Дарёна была готова на всё, лишь бы сорвать мертвящее покрывало печали с души своей родной кошки. Тоска эта пускала свои тягучие отростки и ей в сердце, заставляя меркнуть солнечный свет и отравляя горьким ядом самый сладкий мёд – с этим следовало что-то делать. Дарёна уже высматривала на столе что-нибудь такое, что было бы удобно взять с собой, когда одна из Старших Сестёр спросила:
– А не здесь ли живёт та певица, от чьего голоса у навиев шла кровь из ушей?
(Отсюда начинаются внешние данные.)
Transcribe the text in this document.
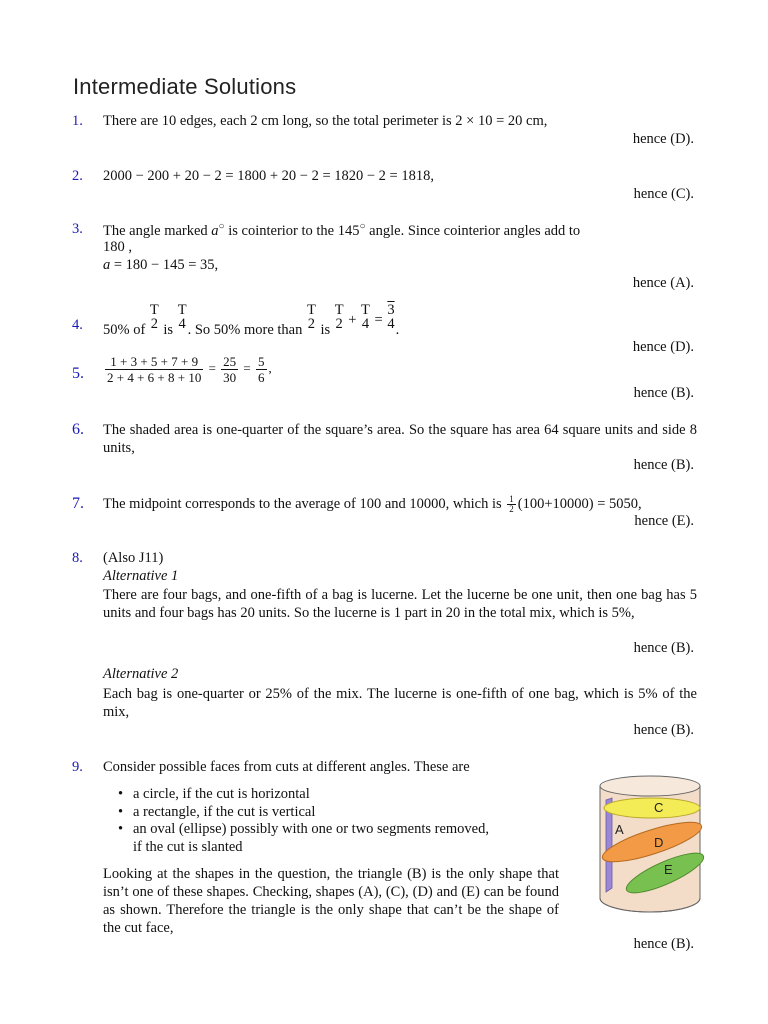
Intermediate Solutions
1. There are 10 edges, each 2 cm long, so the total perimeter is 2 × 10 = 20 cm,
hence (D).
2. 2000 − 200 + 20 − 2 = 1800 + 20 − 2 = 1820 − 2 = 1818,
hence (C).
3. The angle marked a○ is cointerior to the 145○ angle. Since cointerior angles add to
180 ,
a = 180 − 145 = 35,
hence (A).
4. 50% of
T
2 is
T
4 . So 50% more than
T
2 is
T
2 +
T
4 =
3
4 .
hence (D).
5. $\frac{1 + 3 + 5 + 7 + 9}{2 + 4 + 6 + 8 + 10} = \frac{25}{30} = \frac{5}{6}$ ,
hence (B).
6. The shaded area is one-quarter of the square’s area. So the square has area 64 square units and side 8 units,
hence (B).
7. The midpoint corresponds to the average of 100 and 10000, which is $\frac{1}{2} (100+10000) = 5050$,
hence (E).
8. (Also J11)
Alternative 1
There are four bags, and one-fifth of a bag is lucerne. Let the lucerne be one unit, then one bag has 5 units and four bags has 20 units. So the lucerne is 1 part in 20 in the total mix, which is 5%,
hence (B).
Alternative 2
Each bag is one-quarter or 25% of the mix. The lucerne is one-fifth of one bag, which is 5% of the mix,
hence (B).
9. Consider possible faces from cuts at different angles. These are
• a circle, if the cut is horizontal
• a rectangle, if the cut is vertical
• an oval (ellipse) possibly with one or two segments removed,
if the cut is slanted
Looking at the shapes in the question, the triangle (B) is the only shape that isn’t one of these shapes. Checking, shapes (A), (C), (D) and (E) can be found as shown. Therefore the triangle is the only shape that can’t be the shape of the cut face,
hence (B).
C
A
D
E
Дарёна никогда не видела эту княжескую дружинницу в лицо и не знала её имени. Короткие льняные волосы этой кошки лоснились на солнце светлой шапочкой, а к коже почти не льнул загар, и оттого её длинная сильная шея приобрела кирпично-красный оттенок. Выпила она уже немало, и в её голубовато-стальных, острых и твёрдых, как прозрачные самоцветы, глазах тяжело плыла мутная хмельная завеса.
– Да, Власна, она живёт здесь, – ответила на её вопрос Лесияра, сидевшая за отдельным столом с Жданой и самыми приближёнными Сёстрами. И усмехнулась: – А ты хочешь, чтобы она и твои уши пощекотала?